The ECB has a tiered mandate.
Its primary
objective is to obtain price stability which has been defined as keeping
inflation under but close to two percent on the medium term. To achieve this
goal the Treaty on the Functioning of the European Union (TFEU) has granted the
ECB
with a high level of independence. This means that neither the EU or
national legislators cannot determine or influence how the ECB executes its
monetary policy. The ECB is therefore likely to argue that it cannot be
influenced as to how it conducts is monetary policy even with regard to climate
change. The ECB, however, is not immune from other primary or secondary
legislation. In the Olaf
case the CJEU considered that the ECB falls within the EU legal framework.

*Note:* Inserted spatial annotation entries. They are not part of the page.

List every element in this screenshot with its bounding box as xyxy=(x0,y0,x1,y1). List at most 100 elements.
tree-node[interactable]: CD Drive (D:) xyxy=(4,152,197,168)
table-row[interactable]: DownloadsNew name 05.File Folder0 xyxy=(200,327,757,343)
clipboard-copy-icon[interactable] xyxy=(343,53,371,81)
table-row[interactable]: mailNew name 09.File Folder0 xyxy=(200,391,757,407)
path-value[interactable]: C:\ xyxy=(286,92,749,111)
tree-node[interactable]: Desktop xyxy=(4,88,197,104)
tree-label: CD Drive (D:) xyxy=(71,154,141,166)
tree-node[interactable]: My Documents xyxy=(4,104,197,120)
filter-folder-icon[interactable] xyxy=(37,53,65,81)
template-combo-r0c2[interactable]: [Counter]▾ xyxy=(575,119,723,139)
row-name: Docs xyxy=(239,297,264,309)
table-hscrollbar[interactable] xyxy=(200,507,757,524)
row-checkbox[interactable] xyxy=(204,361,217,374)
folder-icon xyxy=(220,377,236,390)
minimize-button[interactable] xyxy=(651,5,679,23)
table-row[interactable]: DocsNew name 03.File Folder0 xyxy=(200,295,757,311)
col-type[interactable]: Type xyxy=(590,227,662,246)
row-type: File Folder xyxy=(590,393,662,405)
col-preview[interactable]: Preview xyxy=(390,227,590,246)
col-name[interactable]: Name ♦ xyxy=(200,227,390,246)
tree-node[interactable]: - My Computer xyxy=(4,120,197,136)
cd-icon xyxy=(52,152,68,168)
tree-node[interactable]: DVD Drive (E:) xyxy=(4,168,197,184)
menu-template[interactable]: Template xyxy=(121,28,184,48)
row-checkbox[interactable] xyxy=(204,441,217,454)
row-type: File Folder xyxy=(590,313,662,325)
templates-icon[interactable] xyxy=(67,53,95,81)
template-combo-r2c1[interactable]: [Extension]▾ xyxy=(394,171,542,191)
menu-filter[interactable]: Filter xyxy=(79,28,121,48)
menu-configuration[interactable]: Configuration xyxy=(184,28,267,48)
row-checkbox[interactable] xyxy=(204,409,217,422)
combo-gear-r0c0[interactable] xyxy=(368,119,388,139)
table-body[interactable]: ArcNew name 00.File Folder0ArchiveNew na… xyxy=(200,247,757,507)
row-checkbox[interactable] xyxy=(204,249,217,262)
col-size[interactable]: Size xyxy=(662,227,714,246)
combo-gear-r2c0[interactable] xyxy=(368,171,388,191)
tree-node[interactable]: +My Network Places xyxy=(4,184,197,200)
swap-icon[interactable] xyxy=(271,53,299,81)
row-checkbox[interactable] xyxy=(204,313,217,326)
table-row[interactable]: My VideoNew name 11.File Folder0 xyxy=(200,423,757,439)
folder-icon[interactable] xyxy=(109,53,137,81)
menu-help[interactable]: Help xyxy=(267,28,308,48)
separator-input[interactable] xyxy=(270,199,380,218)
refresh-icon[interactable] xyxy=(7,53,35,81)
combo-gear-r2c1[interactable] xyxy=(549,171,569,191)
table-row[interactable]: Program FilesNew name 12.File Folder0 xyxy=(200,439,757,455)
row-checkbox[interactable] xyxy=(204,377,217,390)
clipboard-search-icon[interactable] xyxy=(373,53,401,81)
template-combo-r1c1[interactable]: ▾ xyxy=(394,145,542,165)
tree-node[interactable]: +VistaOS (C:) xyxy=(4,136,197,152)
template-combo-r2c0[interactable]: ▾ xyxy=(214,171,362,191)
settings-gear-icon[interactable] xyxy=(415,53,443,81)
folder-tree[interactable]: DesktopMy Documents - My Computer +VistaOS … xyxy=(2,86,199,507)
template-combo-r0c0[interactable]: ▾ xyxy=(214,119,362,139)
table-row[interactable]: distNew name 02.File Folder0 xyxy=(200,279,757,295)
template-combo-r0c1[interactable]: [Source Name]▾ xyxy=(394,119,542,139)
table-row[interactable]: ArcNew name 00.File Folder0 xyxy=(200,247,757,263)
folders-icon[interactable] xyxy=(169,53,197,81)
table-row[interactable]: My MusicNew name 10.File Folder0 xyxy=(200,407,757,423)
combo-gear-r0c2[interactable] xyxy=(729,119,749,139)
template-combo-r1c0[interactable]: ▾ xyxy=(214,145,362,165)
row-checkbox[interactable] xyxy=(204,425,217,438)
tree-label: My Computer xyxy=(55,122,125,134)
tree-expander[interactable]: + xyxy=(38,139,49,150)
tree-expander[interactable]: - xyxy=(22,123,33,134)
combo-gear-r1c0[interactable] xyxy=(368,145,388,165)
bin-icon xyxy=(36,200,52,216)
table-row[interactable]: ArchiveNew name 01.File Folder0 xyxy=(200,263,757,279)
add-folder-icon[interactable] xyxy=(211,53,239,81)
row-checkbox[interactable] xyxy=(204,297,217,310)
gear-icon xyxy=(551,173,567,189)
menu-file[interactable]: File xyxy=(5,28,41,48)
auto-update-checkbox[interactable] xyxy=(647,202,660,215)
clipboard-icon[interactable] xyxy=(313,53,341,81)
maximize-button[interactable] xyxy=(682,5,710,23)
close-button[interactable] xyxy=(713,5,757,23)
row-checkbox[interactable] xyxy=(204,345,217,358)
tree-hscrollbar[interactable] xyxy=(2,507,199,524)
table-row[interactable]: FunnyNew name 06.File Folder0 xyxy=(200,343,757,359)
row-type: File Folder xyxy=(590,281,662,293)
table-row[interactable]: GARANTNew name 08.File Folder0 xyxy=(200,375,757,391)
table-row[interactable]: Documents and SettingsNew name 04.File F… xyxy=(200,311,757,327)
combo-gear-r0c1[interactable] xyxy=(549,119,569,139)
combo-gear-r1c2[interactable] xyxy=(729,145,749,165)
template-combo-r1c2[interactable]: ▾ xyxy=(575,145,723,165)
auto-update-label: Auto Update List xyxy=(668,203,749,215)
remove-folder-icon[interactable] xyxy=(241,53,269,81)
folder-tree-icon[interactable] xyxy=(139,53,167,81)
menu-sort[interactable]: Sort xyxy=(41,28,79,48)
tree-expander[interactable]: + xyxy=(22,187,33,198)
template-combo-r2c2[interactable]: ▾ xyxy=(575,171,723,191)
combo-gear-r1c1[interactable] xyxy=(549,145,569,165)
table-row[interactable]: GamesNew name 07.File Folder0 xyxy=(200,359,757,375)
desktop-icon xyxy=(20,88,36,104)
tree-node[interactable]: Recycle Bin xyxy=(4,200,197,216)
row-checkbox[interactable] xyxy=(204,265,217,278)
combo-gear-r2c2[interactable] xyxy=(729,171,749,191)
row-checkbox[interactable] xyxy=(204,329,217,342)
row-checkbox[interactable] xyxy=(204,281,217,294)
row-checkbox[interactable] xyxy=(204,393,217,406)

Its independence only protects the ECB against political influence when it
conducts monetary policy.
In addition to its primary
mandate the ECB has a secondary mandate to abide by. This mandate includes “[…]the
sustainable development of the Earth”. The ECB has to comply with its
secondary mandate if it does not violate its primary mandate. Currently this is
interpreted
by the ECB to mean that when the ECB has a choice in how to achieve its
price stability objectives, the secondary mandate is guiding. The secondary
mandate, however, has various goals. Some of these goals can be achieved
simultaneously but some are independent
or even substitute goals. This makes it currently difficult to pinpoint to
the legal obligations of the ECB from the secondary mandate. When it comes to
climate change, however, the ECB considers itself bound
by the Paris Agreement. In addition the ECB
has to abide by the EU Charter of
Fundamental Rights. It is however unclear what precise duties these
treaties bring to the ECB when it carries out its private sector funding
programmes. The ECB states that it is trying to decarbonize
its corporate sector portfolio’s by using a method called tilting. The
green bonds in the sector are given preference to the brown bonds. The
difficulty is that when green bonds run out the ECB will continue by purchasing
brown bonds if it considers this necessary for its monetary aim. The case of Milieudefensie
v. ING, can provide clear guidance with regard to the ECB’s fundamental right climate
responsibilities in its corporate sector programmes. The Dutch court’s reasoning can provide the
balance between a bank’s obligations to climate against the right to operate a
business. This reasoning can be incorporated by the ECB.
The ECB makes
choices with regard to how (intense) to pursue price stability. These
choices should be guided by human rights such as climate change and economic
needs. The ING decision can create a guiding framework on how to balance these
different interests. However before such guidelines can be considered binding
more national cases need to be tried, or the ING case would have to reach the
ECtHR. Still quite a road to be travelled.